In the days before surveillance cameras, social media, pin-sized recording devices and other high gadgetry came on the scene, it seemed a lot easier to put one’s past indiscretions, misdeeds and missteps into deep, dark secret hiding places — like wardrobe items we’re ashamed to have ever purchased but find impossible to discard. Today, no one’s closet is safe from eventual scrutiny and critique.
Still, if you’re aiming for a high-profile job or career, what are your options? Should you tell all and hope for the best or should you keep your fingers crossed and make sure that rabbit’s foot remains in your pocket — hoping and praying that no will ever know “the truth”?
Tragically, in the case of Virginia Gov. Ralph Northam, it appears that the past has made its way into the present with the potential to destroy his political future — or at least to render him devoid of any real power, prestige or potential to carry out the plans and programs he promised to fulfill when elected to lead the Commonwealth of Virginia.
While opposition from both members of his own party and the GOP continues to increase each day, Northam remains defiant, refusing to step down from the job for which he worked so hard to secure. But he didn’t help his cause when he changed his story — claiming innocence, then guilt, then innocence albeit with one exception.
Even Donald Trump referenced Northam and the debacle in which he’s now embroiled during his State of the Union address on Tuesday night.
The governor has landed smack dab in the middle of a firestorm from which there appears to be no escape. It’s too bad that he has the kinds of skeletons in his closet that make most politicians shudder. But it appears he does.
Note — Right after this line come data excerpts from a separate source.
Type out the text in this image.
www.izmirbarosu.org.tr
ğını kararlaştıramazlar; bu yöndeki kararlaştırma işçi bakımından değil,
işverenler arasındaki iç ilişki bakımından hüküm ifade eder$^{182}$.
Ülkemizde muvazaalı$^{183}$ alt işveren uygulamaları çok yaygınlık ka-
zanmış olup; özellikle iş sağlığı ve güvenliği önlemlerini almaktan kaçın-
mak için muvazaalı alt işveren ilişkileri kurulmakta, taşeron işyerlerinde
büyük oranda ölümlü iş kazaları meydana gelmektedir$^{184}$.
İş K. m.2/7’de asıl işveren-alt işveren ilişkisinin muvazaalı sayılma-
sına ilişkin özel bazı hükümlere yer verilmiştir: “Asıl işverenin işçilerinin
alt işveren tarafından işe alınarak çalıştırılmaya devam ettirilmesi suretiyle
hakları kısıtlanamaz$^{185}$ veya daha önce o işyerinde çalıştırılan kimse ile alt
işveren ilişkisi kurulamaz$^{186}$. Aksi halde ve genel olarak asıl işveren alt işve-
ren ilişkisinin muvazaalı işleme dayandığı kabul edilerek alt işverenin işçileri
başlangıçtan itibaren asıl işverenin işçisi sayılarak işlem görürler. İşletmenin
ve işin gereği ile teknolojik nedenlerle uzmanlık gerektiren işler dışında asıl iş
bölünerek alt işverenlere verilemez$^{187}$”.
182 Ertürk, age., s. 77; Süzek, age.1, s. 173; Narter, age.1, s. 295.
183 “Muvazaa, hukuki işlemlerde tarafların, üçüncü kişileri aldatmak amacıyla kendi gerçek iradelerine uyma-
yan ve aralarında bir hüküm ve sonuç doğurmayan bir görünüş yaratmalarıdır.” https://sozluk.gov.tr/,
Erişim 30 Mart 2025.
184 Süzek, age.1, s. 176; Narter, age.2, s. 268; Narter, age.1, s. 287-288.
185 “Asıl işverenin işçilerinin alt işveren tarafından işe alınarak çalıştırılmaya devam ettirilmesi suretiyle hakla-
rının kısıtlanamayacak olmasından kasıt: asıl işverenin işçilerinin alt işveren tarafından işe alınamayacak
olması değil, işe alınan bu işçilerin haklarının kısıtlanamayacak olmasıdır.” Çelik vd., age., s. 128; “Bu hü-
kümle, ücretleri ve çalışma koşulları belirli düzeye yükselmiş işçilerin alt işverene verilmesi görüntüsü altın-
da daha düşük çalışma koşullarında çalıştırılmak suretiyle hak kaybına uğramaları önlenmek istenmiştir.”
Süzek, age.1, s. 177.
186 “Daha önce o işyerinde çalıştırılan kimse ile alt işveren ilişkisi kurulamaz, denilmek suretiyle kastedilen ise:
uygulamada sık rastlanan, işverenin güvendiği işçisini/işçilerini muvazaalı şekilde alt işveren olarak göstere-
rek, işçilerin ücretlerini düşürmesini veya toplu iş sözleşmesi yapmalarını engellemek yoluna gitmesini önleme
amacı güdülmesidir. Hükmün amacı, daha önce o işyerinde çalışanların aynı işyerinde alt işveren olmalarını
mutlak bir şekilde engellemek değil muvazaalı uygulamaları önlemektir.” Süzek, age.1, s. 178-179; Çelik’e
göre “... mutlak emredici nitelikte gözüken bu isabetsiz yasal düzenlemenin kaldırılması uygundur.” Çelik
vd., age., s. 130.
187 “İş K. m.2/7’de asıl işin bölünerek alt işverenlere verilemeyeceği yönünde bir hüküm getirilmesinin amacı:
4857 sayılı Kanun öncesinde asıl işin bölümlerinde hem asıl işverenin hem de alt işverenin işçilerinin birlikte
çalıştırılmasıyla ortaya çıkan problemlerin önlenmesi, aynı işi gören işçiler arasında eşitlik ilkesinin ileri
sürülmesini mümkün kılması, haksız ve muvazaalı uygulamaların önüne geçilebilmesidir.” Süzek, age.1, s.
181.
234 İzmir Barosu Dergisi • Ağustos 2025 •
Even if he says 1,000 Hail Marys, apologies for every conceivable act of stupidity and poor judgment that he committed or considered in the past — whether tinged with racist or sexist ideology or not, we fear that Northam may be unable to shed his current “lame duck” existence on the local and the national scene.
Unfortunately for the hundreds of thousands of men and women who went to the polls and cast their ballot on his behalf, given the direction in which he had appeared to be leading the commonwealth, those who live in Virginia will ultimately be the “biggest losers.”